Arina Vlasyevna was a genuine Russian gentlewoman of the olden times; she ought to have lived two centuries before, in the old Moscow days. She was very devout and emotional; she believed in fortune-telling, charms, dreams, and omens of every possible kind; she believed in the prophecies of crazy people, in house-spirits, in wood-spirits, in unlucky meetings, in the evil eye, in popular remedies, she ate specially prepared salt on Holy Thursday, and believed that the end of the world was at hand; she believed that if on Easter Sunday the lights did not go out at vespers, then there would be a good crop of buckwheat, and that a mushroom will not grow after it has been looked on by the eye of man; she believed that the devil likes to be where there is water, and that every Jew has a blood-stained patch on his breast; she was afraid of mice, of snakes, of frogs, of sparrows, of leeches, of thunder, of cold water, of draughts, of horses, of goats, of red-haired people, and black cats, and she regarded crickets and dogs as unclean beasts; she never ate veal, doves, crayfishes, cheese, asparagus, artichokes, hares, nor water-melons, because a cut water-melon suggested the head of John the Baptist, and of oysters she could not speak without a shudder; she was fond of eating—and fasted rigidly; she slept ten hours out of the twenty-four—and never went to bed at all if Vassily Ivanovitch had so much as a headache; she had never read a single book except Alexis or the Cottage in the Forest; she wrote one, or at the most two letters in a year, but was great in housewifery, preserving, and jam-making, though with her own hands she never touched a thing, and was generally disinclined to move from her place.
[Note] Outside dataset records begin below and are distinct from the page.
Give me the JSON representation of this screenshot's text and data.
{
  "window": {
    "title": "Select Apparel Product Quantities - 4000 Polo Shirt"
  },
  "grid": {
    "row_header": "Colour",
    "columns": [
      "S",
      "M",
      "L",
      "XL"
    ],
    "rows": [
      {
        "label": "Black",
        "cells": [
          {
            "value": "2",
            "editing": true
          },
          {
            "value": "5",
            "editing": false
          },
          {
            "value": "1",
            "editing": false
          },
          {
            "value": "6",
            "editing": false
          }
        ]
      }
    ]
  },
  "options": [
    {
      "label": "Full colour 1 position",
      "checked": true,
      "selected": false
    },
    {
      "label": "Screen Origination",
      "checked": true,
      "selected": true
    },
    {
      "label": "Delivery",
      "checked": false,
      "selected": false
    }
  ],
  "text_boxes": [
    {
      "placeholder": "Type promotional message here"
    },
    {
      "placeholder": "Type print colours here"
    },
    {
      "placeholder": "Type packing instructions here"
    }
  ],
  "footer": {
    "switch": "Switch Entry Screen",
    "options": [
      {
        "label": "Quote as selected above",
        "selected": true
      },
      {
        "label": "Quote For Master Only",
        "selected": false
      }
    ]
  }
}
Another notable passage was the one where Bazarov discusses love with the woman at the estate, Mme Odintsov. It presents the problem of how to be, and picks apart some presuppositions of both rationalism and romanticism.

The estates are described as being in a state of the desuetude, with laborers who don’t respect the owner. It is a period in time which somehow mirrors our own. Emancipation of the serfs had happened in 1861, when presumably this was written, but I think it is set earlier. Bazarov thinks differently about the serfs: they should be free and able but not necessarily regarded particularly positively. Those views are at odds with both the traditional nationalist view and the supposed progressive view.

I can’t comment on the translation much, but the word “ejaculated” to describe dialogue comes across as somewhat uncomfortable. I guess the 2010 Michael Pursglove translation trumps this one by Richard Hare (1907-1966).